Le black-out et la rétention de l'information qui caractérisent le comportement des pouvoirs publics et des partis en cette période sensible de l'histoire du pays profitent à certains. Oui, un parti comme le PJD s'en sert avec doigté. En prêchant dans la presse que le ministère de l'Intérieur s'apprêterait à unifier les deux circonscriptions de Beni Mellal, il met indirectement en garde contre ce changement qui le priverait d'un siège au Parlement. Le fait qu'un Lahcen Daoudi, vice-SG du parti de la lampe, dit s'être basé sur «des fuites d'informations» est symptomatique d'une situation de flottement. Il en arrive directement au but, «si l'Intérieur unifie les circonscriptions de Beni Mellal, il faut qu'il fasse de même pour Azilal», ajoute Daoudi qui estime qu'au cas contraire, ce changement serait dirigé contre le PJD. C'est un exemple parmi tant d'autres des mauvaises surprises que l'absence de clarté au sujet du processus électoral peut cacher.

Aujourd'hui, personne n'est en mesure de prévoir l'architecture spatiale des prochaines législatives. Ira-t-on vers des circonscriptions plus grandes qui limiteraient l'usage de l'argent durant la campagne électorale, gardera-t-on le découpage actuel, ou cherchera-t-on un dosage entre les deux ? Si ces questions ne trouvent pas de réponse dans un bref délai, bienvenue le retour aux bonnes vielles méthodes en matière d'accréditation des candidats. Pris de panique par manque de temps, les partis auront naturellement recours à ces machines électoralistes bien ancrées dans leurs régions et qui sont autant de valeurs sûres pour décrocher le sésame de la députation. Dans ce cas-là, les cadres, les jeunes et les femmes, ces militants qui ont cru à la politique et y ont mouillé le maillot, auront de piètres chances d'intégrer l'institution législative.

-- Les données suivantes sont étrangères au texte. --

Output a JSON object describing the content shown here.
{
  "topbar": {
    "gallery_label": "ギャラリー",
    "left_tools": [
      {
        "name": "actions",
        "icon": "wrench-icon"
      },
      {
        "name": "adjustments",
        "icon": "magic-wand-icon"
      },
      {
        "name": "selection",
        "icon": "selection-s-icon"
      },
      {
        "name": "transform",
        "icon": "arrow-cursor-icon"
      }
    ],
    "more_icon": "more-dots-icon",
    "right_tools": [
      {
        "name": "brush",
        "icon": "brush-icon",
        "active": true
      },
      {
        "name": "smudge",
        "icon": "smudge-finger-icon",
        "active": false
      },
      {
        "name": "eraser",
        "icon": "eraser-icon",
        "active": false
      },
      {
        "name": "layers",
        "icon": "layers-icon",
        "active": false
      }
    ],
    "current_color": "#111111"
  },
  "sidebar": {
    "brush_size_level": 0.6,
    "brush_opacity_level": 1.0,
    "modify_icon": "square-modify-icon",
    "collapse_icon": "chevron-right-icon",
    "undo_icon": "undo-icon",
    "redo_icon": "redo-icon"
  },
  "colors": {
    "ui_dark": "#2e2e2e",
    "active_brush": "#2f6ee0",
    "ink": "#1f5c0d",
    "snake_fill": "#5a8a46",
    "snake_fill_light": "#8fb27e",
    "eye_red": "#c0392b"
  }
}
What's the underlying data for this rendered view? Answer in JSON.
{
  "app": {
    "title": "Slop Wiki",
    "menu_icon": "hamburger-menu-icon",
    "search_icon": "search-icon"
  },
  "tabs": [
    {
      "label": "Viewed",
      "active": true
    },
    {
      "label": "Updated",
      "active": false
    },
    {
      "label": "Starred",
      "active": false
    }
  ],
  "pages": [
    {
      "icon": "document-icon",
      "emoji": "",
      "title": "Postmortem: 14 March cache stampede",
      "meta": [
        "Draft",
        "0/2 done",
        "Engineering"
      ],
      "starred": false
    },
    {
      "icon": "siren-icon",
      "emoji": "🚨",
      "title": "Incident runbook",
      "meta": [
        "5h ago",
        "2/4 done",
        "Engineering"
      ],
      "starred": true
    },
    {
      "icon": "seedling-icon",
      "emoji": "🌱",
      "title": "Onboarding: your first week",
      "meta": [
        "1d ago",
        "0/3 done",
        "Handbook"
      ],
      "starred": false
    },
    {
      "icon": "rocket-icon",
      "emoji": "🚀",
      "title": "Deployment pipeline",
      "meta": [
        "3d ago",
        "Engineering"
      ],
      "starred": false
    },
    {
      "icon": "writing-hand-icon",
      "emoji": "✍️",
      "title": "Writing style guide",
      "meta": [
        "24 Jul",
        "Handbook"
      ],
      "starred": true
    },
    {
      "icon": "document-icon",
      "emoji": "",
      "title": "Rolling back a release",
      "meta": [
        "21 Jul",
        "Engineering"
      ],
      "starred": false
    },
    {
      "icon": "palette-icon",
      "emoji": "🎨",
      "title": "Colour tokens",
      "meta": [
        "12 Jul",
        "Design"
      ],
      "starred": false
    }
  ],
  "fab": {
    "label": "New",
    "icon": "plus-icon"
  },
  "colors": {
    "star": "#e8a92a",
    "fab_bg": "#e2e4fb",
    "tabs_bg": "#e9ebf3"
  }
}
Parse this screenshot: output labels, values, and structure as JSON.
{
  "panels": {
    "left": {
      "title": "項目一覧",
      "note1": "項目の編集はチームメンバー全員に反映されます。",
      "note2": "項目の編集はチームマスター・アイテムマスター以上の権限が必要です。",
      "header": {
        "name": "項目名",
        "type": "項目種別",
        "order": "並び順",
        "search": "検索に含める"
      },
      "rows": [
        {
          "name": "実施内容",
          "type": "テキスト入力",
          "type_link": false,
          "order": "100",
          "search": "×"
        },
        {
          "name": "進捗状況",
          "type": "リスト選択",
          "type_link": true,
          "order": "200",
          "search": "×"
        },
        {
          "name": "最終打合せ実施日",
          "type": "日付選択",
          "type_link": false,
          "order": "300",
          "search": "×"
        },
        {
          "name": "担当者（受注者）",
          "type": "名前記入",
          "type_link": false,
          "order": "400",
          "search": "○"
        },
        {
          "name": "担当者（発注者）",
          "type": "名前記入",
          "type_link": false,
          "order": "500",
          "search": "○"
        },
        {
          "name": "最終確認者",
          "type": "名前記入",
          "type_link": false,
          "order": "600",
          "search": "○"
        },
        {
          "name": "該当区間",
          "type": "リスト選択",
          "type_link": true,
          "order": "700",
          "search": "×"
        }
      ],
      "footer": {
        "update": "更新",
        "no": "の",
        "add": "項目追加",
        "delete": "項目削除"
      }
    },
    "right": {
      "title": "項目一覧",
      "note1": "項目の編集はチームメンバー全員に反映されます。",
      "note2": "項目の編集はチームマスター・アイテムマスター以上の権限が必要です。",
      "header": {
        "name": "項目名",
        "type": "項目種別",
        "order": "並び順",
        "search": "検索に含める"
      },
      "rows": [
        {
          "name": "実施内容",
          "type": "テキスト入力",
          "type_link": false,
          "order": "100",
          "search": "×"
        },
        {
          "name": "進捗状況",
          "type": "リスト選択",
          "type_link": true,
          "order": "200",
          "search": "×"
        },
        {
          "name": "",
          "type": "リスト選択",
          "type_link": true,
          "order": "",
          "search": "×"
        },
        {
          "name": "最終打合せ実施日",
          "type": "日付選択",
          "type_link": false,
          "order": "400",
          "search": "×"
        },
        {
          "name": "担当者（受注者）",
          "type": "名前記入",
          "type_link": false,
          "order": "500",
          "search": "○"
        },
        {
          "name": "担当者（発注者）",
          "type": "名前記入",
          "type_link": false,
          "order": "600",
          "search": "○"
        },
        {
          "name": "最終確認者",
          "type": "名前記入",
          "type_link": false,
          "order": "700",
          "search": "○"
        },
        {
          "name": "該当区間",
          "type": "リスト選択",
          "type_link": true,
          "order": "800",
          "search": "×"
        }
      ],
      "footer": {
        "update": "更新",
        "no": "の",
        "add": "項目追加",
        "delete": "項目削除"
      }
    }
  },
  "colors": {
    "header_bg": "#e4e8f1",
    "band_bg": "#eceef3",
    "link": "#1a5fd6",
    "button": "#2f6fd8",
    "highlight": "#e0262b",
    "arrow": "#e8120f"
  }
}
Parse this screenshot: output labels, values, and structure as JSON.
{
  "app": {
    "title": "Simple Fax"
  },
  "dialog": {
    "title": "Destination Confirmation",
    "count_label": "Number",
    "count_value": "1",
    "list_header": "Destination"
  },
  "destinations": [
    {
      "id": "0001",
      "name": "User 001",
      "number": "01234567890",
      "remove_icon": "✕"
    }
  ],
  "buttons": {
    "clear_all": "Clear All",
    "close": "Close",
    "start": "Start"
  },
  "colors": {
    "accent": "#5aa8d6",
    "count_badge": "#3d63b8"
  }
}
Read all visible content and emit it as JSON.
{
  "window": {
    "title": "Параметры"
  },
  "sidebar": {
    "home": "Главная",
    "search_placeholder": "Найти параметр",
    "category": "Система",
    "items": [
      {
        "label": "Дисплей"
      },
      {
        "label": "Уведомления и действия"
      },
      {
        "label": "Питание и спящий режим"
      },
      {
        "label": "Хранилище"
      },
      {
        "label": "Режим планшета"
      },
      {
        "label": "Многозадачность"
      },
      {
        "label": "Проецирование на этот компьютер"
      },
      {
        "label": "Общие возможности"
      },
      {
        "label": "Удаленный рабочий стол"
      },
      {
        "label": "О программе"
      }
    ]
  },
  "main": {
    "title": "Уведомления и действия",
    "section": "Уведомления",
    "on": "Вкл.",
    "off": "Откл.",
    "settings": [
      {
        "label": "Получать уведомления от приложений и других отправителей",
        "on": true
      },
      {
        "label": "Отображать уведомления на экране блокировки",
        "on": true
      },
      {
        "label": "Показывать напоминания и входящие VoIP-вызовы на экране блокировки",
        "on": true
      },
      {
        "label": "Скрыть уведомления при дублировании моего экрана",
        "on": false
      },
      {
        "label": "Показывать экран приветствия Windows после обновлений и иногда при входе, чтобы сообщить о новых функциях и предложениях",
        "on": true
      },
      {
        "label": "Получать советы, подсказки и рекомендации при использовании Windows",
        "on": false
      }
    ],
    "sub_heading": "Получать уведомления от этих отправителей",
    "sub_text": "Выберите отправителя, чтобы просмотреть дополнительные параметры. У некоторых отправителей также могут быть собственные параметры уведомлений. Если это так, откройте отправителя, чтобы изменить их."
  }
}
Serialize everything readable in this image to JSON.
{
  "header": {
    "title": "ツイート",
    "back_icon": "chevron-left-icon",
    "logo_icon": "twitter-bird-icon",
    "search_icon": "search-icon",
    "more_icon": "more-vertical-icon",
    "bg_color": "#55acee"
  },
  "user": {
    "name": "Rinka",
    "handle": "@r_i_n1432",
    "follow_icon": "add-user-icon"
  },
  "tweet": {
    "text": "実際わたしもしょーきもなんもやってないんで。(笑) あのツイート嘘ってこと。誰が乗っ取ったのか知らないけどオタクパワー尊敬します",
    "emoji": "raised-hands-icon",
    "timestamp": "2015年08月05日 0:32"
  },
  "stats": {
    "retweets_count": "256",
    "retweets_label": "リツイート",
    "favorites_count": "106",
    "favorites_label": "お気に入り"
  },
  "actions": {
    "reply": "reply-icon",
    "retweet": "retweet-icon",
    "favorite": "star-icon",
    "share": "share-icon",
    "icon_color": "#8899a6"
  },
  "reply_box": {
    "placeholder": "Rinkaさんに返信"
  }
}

Et si la liste nationale est acquise, il n'en est pas autant de son contenu. Gardera-t-on les 90 membres proposés ou verra-t-on ce nombre à la hausse ou à la baisse ? La liste comprendra-t-elle les femmes et les jeunes à part égale ou doit-elle intégrer aussi les MRE ? L'âge maximum d'un jeune restera-t-il 35 ans ou bien 40 comme prôné par l'Istiqlal ? Ce sont-là autant d'interrogations qui montrent la complexité de la chose qui n'est pas atténuée par la nonchalance et du département de Charkaoui et de celle des partis.